Am schlimmsten war wohl der Wolfshund an ihrer Seite. Mistaroa hatte sie den riesigen Rüden mit dem unordentlichen grauen Fell getauft, der ihr niemals von der Seite wich.
Zugegebener Maßen sahen die Menschen vor ihr auch nicht minder abgerissen aus. Es war ein Haufen Bauern, die einen Söldner angeheuert hatten, um ihr Problem zu beseitigen, und einen Söldner hatten sie bekommen. Nur eben einen weiblichen. Ganz zufrieden wirkten sie damit nicht.
Earenis musterte die dreckigen Gesichter vor ihr. Die ältesten des Dorfes hatten sich um sie versammelt und berieten nun mit ihr ihre Aufgabe, dennoch schien Misstrauen aus ihren Augen. Sie war jemand, die Geld mit der Not anderer verdiente, und das war verwerflich. Natürlich. Aber besser diesen Menschen für Geld zu helfen statt sie für Geld zu meucheln, sagte sie sich. Die wenigsten ihrer Kunden dachten ebenso.
„Ihr habt also ein kleines Trollproblem“, sagte sie und lehnte sich vor.

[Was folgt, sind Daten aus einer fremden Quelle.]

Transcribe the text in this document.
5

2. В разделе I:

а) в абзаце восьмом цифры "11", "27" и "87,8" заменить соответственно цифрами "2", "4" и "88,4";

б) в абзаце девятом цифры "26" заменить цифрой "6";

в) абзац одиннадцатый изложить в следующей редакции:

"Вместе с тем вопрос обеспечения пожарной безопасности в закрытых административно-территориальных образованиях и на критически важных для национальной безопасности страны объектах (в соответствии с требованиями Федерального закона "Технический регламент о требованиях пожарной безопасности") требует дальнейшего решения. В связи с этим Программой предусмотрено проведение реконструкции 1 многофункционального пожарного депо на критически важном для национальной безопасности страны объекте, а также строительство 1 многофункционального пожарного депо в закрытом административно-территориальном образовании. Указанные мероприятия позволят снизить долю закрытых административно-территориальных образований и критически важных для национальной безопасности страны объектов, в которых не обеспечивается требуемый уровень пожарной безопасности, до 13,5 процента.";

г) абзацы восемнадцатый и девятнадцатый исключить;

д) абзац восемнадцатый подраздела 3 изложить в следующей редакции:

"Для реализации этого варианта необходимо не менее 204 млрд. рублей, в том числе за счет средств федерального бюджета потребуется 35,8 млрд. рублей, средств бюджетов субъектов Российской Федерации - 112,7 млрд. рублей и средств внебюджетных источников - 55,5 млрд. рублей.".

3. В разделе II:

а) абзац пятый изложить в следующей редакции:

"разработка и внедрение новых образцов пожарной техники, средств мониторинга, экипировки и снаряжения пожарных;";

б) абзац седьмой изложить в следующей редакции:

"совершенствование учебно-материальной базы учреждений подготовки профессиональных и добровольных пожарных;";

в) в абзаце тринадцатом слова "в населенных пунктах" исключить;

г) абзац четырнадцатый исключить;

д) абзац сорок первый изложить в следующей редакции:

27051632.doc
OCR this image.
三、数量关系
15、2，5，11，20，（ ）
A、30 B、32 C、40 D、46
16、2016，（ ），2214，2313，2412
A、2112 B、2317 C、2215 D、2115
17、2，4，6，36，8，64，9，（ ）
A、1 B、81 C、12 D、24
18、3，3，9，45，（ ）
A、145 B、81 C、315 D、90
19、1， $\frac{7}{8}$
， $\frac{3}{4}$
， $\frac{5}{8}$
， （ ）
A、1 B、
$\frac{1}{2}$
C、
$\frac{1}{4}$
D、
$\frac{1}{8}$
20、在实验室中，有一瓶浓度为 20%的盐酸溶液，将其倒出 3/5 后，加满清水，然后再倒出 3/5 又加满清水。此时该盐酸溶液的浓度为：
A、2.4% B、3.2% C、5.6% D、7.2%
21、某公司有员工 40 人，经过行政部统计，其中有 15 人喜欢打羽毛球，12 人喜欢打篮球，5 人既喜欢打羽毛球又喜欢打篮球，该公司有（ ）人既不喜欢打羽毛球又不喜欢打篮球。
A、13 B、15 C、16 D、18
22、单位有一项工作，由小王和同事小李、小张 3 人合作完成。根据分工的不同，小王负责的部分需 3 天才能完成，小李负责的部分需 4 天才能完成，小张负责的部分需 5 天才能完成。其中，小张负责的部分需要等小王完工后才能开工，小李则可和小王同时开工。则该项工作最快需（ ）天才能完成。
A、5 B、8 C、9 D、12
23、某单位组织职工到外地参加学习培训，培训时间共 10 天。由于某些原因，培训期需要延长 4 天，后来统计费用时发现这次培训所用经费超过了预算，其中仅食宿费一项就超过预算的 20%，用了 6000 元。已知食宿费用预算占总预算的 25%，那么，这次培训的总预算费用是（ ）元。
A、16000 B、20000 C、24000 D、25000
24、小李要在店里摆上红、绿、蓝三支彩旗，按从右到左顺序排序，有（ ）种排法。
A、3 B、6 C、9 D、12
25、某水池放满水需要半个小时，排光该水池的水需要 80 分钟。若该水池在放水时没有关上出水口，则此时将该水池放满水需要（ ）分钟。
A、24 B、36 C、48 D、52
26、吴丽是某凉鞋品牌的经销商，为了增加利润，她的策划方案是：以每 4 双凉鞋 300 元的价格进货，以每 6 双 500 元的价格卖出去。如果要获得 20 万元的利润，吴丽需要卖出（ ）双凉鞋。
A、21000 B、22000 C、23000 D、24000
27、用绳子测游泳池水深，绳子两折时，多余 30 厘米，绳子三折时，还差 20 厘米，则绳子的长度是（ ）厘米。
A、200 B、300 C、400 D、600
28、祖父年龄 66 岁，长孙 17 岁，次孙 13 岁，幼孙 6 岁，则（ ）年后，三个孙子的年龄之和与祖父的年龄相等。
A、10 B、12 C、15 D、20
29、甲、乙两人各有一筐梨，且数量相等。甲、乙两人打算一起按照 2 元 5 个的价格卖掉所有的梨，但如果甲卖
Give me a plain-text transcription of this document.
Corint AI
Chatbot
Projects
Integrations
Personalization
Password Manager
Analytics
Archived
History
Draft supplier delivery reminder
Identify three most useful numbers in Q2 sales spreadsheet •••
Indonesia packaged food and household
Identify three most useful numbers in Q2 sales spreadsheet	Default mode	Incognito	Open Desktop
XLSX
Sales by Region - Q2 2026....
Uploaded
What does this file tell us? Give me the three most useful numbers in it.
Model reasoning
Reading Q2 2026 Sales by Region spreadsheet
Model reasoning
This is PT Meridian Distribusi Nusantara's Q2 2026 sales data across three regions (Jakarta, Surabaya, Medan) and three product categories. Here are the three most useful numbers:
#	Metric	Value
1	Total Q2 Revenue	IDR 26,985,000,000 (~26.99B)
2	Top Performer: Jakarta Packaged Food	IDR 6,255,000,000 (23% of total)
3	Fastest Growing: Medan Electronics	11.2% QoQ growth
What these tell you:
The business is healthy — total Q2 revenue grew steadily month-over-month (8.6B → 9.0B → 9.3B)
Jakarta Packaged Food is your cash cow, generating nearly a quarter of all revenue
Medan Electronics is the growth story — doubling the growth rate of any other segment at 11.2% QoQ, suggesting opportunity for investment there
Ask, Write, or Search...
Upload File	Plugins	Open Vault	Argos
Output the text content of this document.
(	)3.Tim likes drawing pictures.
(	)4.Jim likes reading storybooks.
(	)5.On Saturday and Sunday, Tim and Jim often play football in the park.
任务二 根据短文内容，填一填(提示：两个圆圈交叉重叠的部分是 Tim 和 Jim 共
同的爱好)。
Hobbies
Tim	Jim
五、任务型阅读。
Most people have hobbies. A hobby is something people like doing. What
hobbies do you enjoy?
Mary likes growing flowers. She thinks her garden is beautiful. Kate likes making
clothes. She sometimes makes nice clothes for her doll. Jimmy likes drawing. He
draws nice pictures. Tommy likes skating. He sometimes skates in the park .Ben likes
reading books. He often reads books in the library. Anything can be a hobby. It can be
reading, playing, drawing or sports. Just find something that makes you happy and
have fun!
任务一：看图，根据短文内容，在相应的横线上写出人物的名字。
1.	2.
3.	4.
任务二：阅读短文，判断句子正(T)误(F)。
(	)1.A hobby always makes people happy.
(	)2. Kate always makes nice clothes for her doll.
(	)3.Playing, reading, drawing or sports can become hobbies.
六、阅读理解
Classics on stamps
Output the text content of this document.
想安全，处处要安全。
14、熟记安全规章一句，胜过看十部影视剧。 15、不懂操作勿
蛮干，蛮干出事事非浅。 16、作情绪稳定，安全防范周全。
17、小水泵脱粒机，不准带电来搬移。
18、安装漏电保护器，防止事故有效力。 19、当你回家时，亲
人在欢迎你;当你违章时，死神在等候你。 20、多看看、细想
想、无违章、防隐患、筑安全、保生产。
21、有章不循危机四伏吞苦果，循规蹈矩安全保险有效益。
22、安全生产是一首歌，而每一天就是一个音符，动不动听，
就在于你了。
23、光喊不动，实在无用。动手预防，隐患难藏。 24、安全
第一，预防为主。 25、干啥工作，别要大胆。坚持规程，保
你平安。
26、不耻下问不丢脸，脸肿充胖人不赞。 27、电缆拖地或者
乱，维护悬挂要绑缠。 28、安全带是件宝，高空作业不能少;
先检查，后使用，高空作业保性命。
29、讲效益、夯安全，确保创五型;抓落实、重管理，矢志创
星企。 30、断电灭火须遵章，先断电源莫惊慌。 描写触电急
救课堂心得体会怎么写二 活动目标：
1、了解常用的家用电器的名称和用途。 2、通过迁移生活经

Ein alter Mann mit weißem Bart und einem von Falten ganz schrumpeligen Gesicht, das an eine alte Kartoffel erinnerte, schnaubte abfällig. „Klein!“, stieß er hervor. „Nun werd‘ mal nicht frech, Mädchen!“
Sie kniff die dunklen Augen zusammen. „Ich gehe stark davon aus, dass ich älter bin als du.“ Dass sie eine Elbin war, war nicht zu übersehen, auch wenn ebenso nicht zu übersehen war, was anders war an ihr. Die wenigsten wagten danach zu fragen. „Was ist nun?“
„Was soll wohl sein?“, konterte der Alte. „Trolle kamen von den Höhen heran, das soll sein. Sie zerstörten zwei der etwas abseits gelegeneren Höfe, plünderten, was sie konnten und gingen dann wieder.“ Er deutete auf zwei weitere Männer, die nicht gerade besonders freundlich drein sahen. „Ihre Höfe wurden zerstört. Und seitdem kommen die Trolle in regelmäßigen Abständen und rauben uns das Vieh und die Ernte.“
„Wie viel?“, fragte sie unbeeindruckt. Das übliche Gesülze…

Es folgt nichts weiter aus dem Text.